I have built a table of all the datasets, matched (as best as possible) to the average IQ estimated from GCSEs taken by the same age cohort (Lynn and Fuerst, 2021). The IQs are all normalised so that White pupils have an IQ of 100. Matching was done to the same birth year, so for example children took the CAT3 exam in 2010 and were 11 years old, this matches to 2015, for datasets taken over multiple years (or multiple ages) we take the average GCSE gap. This matching process makes very little difference though, since IQ gaps are very similar from 2005 onwards.

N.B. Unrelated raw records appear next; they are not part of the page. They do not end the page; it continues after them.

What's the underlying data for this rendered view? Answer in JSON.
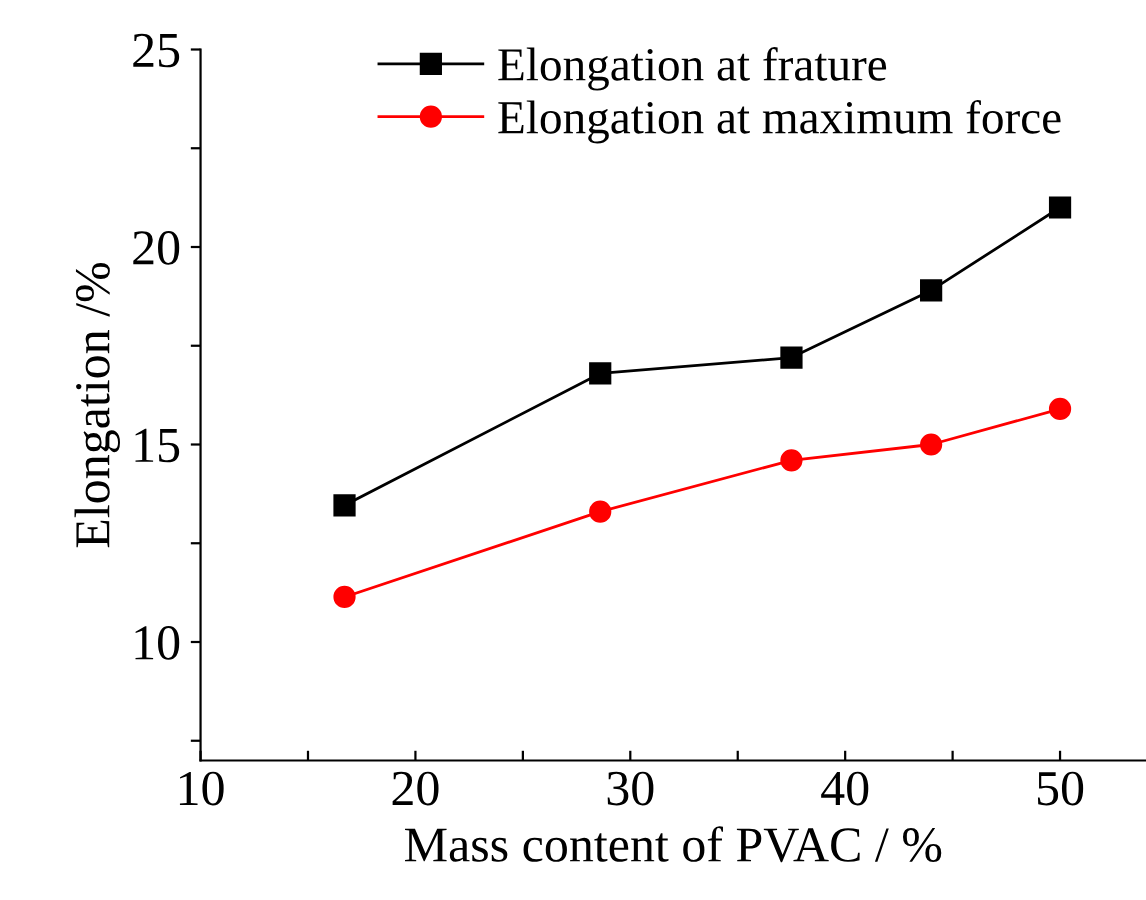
{
  "chart_data": {
    "type": "line",
    "xlabel": "Mass content of PVAC / %",
    "ylabel": "Elongation /%",
    "x": [
      16.7,
      28.6,
      37.5,
      44,
      50
    ],
    "series": [
      {
        "name": "Elongation at frature",
        "color": "#000000",
        "values": [
          13.46,
          16.8,
          17.2,
          18.9,
          21.0
        ],
        "marker": "square"
      },
      {
        "name": "Elongation at maximum force",
        "color": "#ff0000",
        "values": [
          11.14,
          13.3,
          14.6,
          15.0,
          15.9
        ],
        "marker": "circle"
      }
    ],
    "xlim": [
      10,
      54
    ],
    "ylim": [
      7,
      25
    ],
    "xticks": [
      10,
      {
        "value": 15,
        "label": null
      },
      20,
      {
        "value": 25,
        "label": null
      },
      30,
      {
        "value": 35,
        "label": null
      },
      40,
      {
        "value": 45,
        "label": null
      },
      50
    ],
    "yticks": [
      {
        "value": 7.5,
        "label": null
      },
      10,
      {
        "value": 12.5,
        "label": null
      },
      15,
      {
        "value": 17.5,
        "label": null
      },
      20,
      {
        "value": 22.5,
        "label": null
      },
      25
    ],
    "legend": "top",
    "grid": false,
    "line_style": "solid"
  }
}
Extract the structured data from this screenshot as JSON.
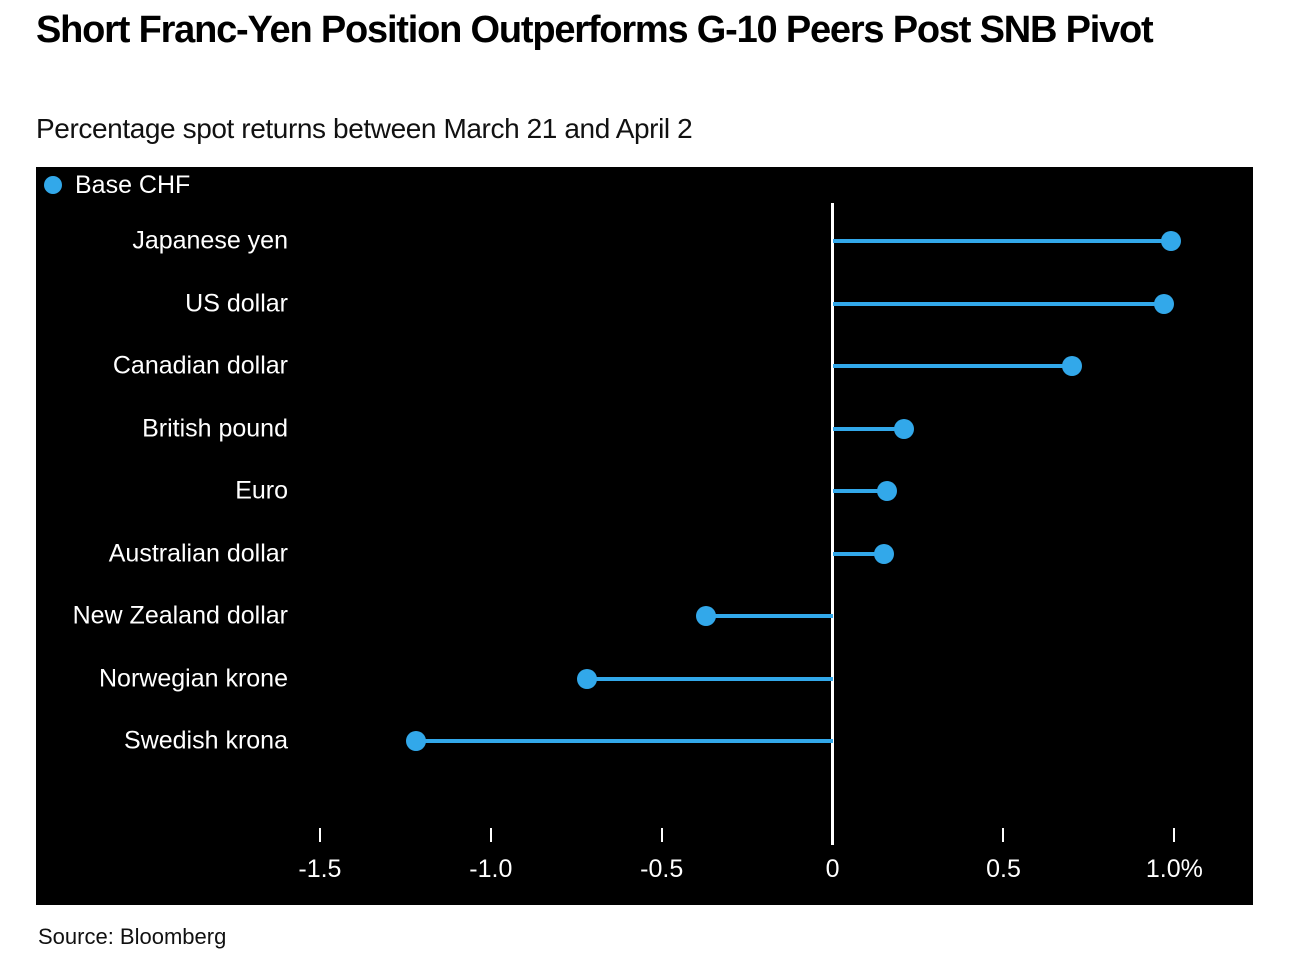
{
  "header": {
    "title": "Short Franc-Yen Position Outperforms G-10 Peers Post SNB Pivot",
    "subtitle": "Percentage spot returns between March 21 and April 2"
  },
  "legend": {
    "label": "Base CHF",
    "marker_color": "#32A8EA"
  },
  "chart_data": {
    "type": "bar",
    "subtype": "horizontal-lollipop",
    "title": "Short Franc-Yen Position Outperforms G-10 Peers Post SNB Pivot",
    "subtitle": "Percentage spot returns between March 21 and April 2",
    "series_name": "Base CHF",
    "categories": [
      "Japanese yen",
      "US dollar",
      "Canadian dollar",
      "British pound",
      "Euro",
      "Australian dollar",
      "New Zealand dollar",
      "Norwegian krone",
      "Swedish krona"
    ],
    "values": [
      0.99,
      0.97,
      0.7,
      0.21,
      0.16,
      0.15,
      -0.37,
      -0.72,
      -1.22
    ],
    "unit": "%",
    "xlim": [
      -1.57,
      1.23
    ],
    "x_ticks": [
      {
        "value": -1.5,
        "label": "-1.5"
      },
      {
        "value": -1.0,
        "label": "-1.0"
      },
      {
        "value": -0.5,
        "label": "-0.5"
      },
      {
        "value": 0,
        "label": "0"
      },
      {
        "value": 0.5,
        "label": "0.5"
      },
      {
        "value": 1.0,
        "label": "1.0%"
      }
    ],
    "grid": false,
    "legend_position": "top-left",
    "colors": {
      "marker": "#32A8EA",
      "axis_line": "#ffffff",
      "plot_background": "#000000",
      "label_text": "#ffffff"
    }
  },
  "footer": {
    "source": "Source: Bloomberg"
  }
}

"Hereditarian, (Frost, 2021, 2019) has proposed some explanations. His first explanation is that blacks are likely to cheat more."
I fell off my chair when I read that sentence. Did I actually write that? Well, no. I wrote that Nigeria is a low-trust society and that Nigerian students feel it is legitimate to cheat on university exams. It doesn't follow that they are more willing than white Europeans to cheat friends and family members. (I suspect the reverse is true). It's an even greater semantic leap to say that "blacks" in general are likely to cheat more.
"His second argument is that because blacks faced immigration restrictions in coming to the UK, we have a selected sample of especially intelligent blacks."
I considered that argument and rejected it. I did make a second argument, i.e., higher cognitive ability does exist among some African groups, like the Igbo. Why didn't you mention it?
"Nigerian academic achievement may be genuine in some cases. This is particularly so with respect to the Igbo, who have a longstanding record of achievement within and outside school."
Finally, I have never identified myself as a "hereditarian." The term is meaningless and is most often used by people who want to shut down the nature-nurture debate (like "ultra-Darwinian" and "genetic determinist"). Why are you using it? Please don't use me as a sock puppet for views I don't actually hold.
"58% of the variance in maths GCSE results was explained by intelligence in 2002, yet by 2010-2013 this halved to 31.4%. By comparison, 73.4% of the variance in SATs in America could be explained by g before the 1994 reforms (Frey and Detterman, 2004). GCSEs are just not a good measure of intelligence anymore."
I believe you should use the g-loading rather than the variance explained by g, as the expected gap would be closer to proportional to g-loading than to variance explained by g? I.e. a g gap of 1 standard deviation would not lead to a test gap of 0.58 and 0.31 standard deviations, but instead closer to 0.76 and 0.56 standard deviations? (Not exactly these numbers because Cohen's d is kind of weird, but approximately.)